My mother has been a single mom and done a pretty commendable job at that I guess. If Ma reads this statement she might think that I am running a fever or something and can rush with a thermometer inquiring if I had temperature. But jokes apart, she had actually done a commendable job. 

My beautiful Ma
We share a very weird relationship, a bitter sweet, stretchy, probably even a bit brittle- but a strong relationship none the less. We have kind of grown up together. She was working when I was born but she came to her own self along with me. 

I had a tough time growing up. Never really liked the fact that others had both parents while I was stuck with one. But somehow never really blamed her for it. On the contrary, I grew up very fast..somehow always understood her and her limitations.

Ma with white hair. She hates it. I love it.
I remember moving out of my Dadu's house and shifting to Ma's office quarter's for the first time. It was a big day for Ma, her first big step. I remember the kitchen consisted of a kadai, a khunti, a handi, 2 plates and a kerosene stove. Apart from these the only other thing in the flat was a mattress. I loved the mattress, it had mickey mouse drawn all over it. That was OUR first step. She was scared and I knew it but we figured it out together. We survived.

Me and Milky at Salt Lake quarters
I don't know if my mom would agree or not but I was very conscious of her limitations. Very conscious to protect her. She was my mom and I liked being hers. But in the process of growing up with her I somewhere lost my childhood. A lot summers and a lot of winter has passed and Ma and I have had our own share of high and lows. Our relationship had been like a rubber band. We stretch it with our nonsensical baggage but then time bangs us back together. We survive this too.

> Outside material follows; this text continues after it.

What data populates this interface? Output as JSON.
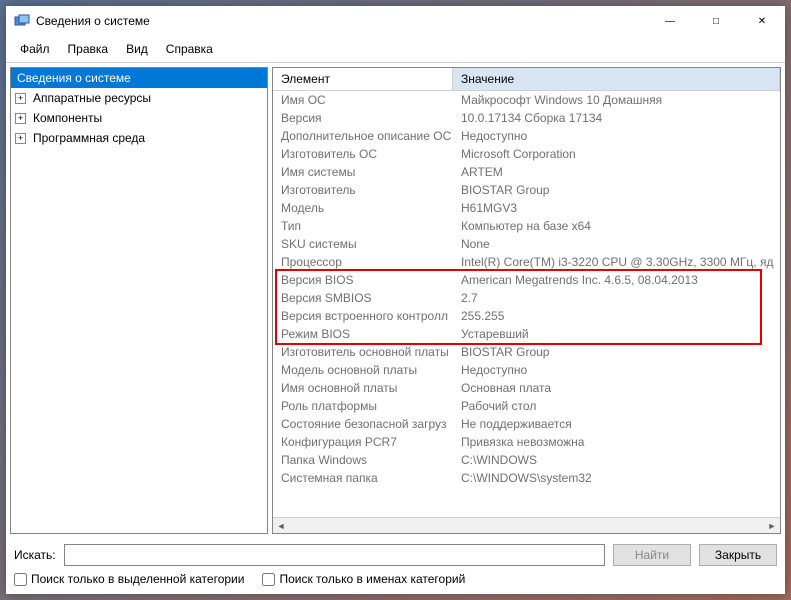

Few years back for a special event I needed to buy dress material so we went to New Market. Both of us hate shopping (Yes, we are a special lot!), so we just hurry through the process. So walking fast towards the shops, suddenly I realized that my mom was not following me anymore. Knowing her habit of getting stuck at some shop just gazing at something I traced my steps back. Like I expected she was stuck in a shop but strange choice at the kind of shop it was. It was a kids' clothes shop. She was stroking a white Cinderella satin dress with a nostalgic smile. I tried calling her from outside but she was lost in the dress some how. An expectant sales man stood at her tow hoping that she will buy it. The sales man very courteously escorted me in understanding that it was my mother. 

I had no clue why she was in this shop. I elbowed her. She looked up to me as if in daze. I inquired why was she looking at a kid's dress. She smiled. Then stroking the satin folds said, "Remember, you loved this kind of frocks when you were a kid. At that time I didn't have money to buy you such expensive dress but now I have, but look at you- you have grown up." She just looked on at the dress with such innocence. 

There are few moments in life when you want to say a lot of things but words seem to elude you. This was such a moment for me. Never really spoke about this with Ma. But today I choose to write it. Coz by writing I make it real. I make our surviving real. I make us real.


She probably couldn't give me a lot of things and probably she faltered at quite a few steps but what the hell, who doesn't! I am here and I am pretty proud of myself and that's all her work so, she probably couldn't give me Cinderella but she taught me how to reach for my happy ending.
Yes Ma, I have grown up but a white satin Cinderella dress....who cares what age I am.....I would always love it!